9. The method of claim 7, wherein the modulator is not D-desthiobiotin or a derivative thereof.

10. The method of claim 1, wherein the modulator is in combination with at least one other anti-lipid agent.

11. The method of claim 1, wherein the at least one anti-impaired cytoskeleton and/or nuclear envelope integrity, loss of proper cell polarity and/or alignment, and disregulation of wound healing and/or skin regeneration, which may lead to lines/wrinkles, sagging, and other signs of aging and/or photoaging agent is selected from the group consisting of a phophodiesterase inhibitor, an adenylate cyclase activator, a lipolysis stimulator, a beta-adrenergic receptor agonist, an alpha-2-adreneric receptor antagonist, perilla oil, carnitine, creatine, or combination thereof.

12. The method according to claim 1, wherein said modulator is in combination with at least one collagen and/or elastin stimulator.

13. The method of claim 1, wherein an effective amount of the modulator is about 0.001% to about 25% by weight of a composition.

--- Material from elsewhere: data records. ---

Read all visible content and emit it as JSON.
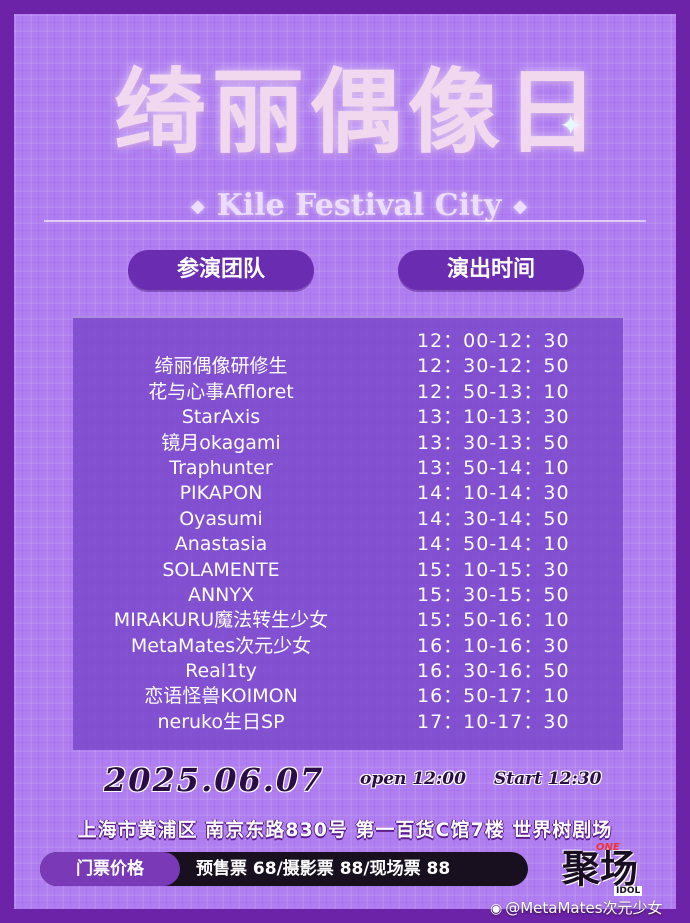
{
  "title": "绮丽偶像日",
  "subtitle": "Kile Festival City",
  "headers": {
    "team": "参演团队",
    "time": "演出时间"
  },
  "schedule": [
    {
      "team": "",
      "time": "12：00-12：30"
    },
    {
      "team": "绮丽偶像研修生",
      "time": "12：30-12：50"
    },
    {
      "team": "花与心事Affloret",
      "time": "12：50-13：10"
    },
    {
      "team": "StarAxis",
      "time": "13：10-13：30"
    },
    {
      "team": "镜月okagami",
      "time": "13：30-13：50"
    },
    {
      "team": "Traphunter",
      "time": "13：50-14：10"
    },
    {
      "team": "PIKAPON",
      "time": "14：10-14：30"
    },
    {
      "team": "Oyasumi",
      "time": "14：30-14：50"
    },
    {
      "team": "Anastasia",
      "time": "14：50-14：10"
    },
    {
      "team": "SOLAMENTE",
      "time": "15：10-15：30"
    },
    {
      "team": "ANNYX",
      "time": "15：30-15：50"
    },
    {
      "team": "MIRAKURU魔法转生少女",
      "time": "15：50-16：10"
    },
    {
      "team": "MetaMates次元少女",
      "time": "16：10-16：30"
    },
    {
      "team": "Real1ty",
      "time": "16：30-16：50"
    },
    {
      "team": "恋语怪兽KOIMON",
      "time": "16：50-17：10"
    },
    {
      "team": "neruko生日SP",
      "time": "17：10-17：30"
    }
  ],
  "date": "2025.06.07",
  "open": "open 12:00",
  "start": "Start 12:30",
  "address": "上海市黄浦区 南京东路830号 第一百货C馆7楼 世界树剧场",
  "ticket": {
    "label": "门票价格",
    "prices": "预售票 68/摄影票 88/现场票 88"
  },
  "logo": {
    "main": "聚场",
    "one": "ONE",
    "idol": "IDOL"
  },
  "watermark": "@MetaMates次元少女",
  "colors": {
    "frame": "#6d23a8",
    "background": "#b07ef0",
    "panel": "#7846c8",
    "pill": "#6a2cb0"
  }
}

14. A method for screening active agents useful for improving the aesthetic appearance of skin comprising assaying candidate substances for ability to modify nesprin-2 expression.

15. A method of treating the skin comprising topically applying to an area of the skin in need thereof an effective amount of an active agent that modulates nesprin-2expression, wherein the ability of said active agent to modulate nesprin-2expression has been determined by an assay which measures the level of mRNA encoding nesprin-2 in a cell that has been contacted with said active agent.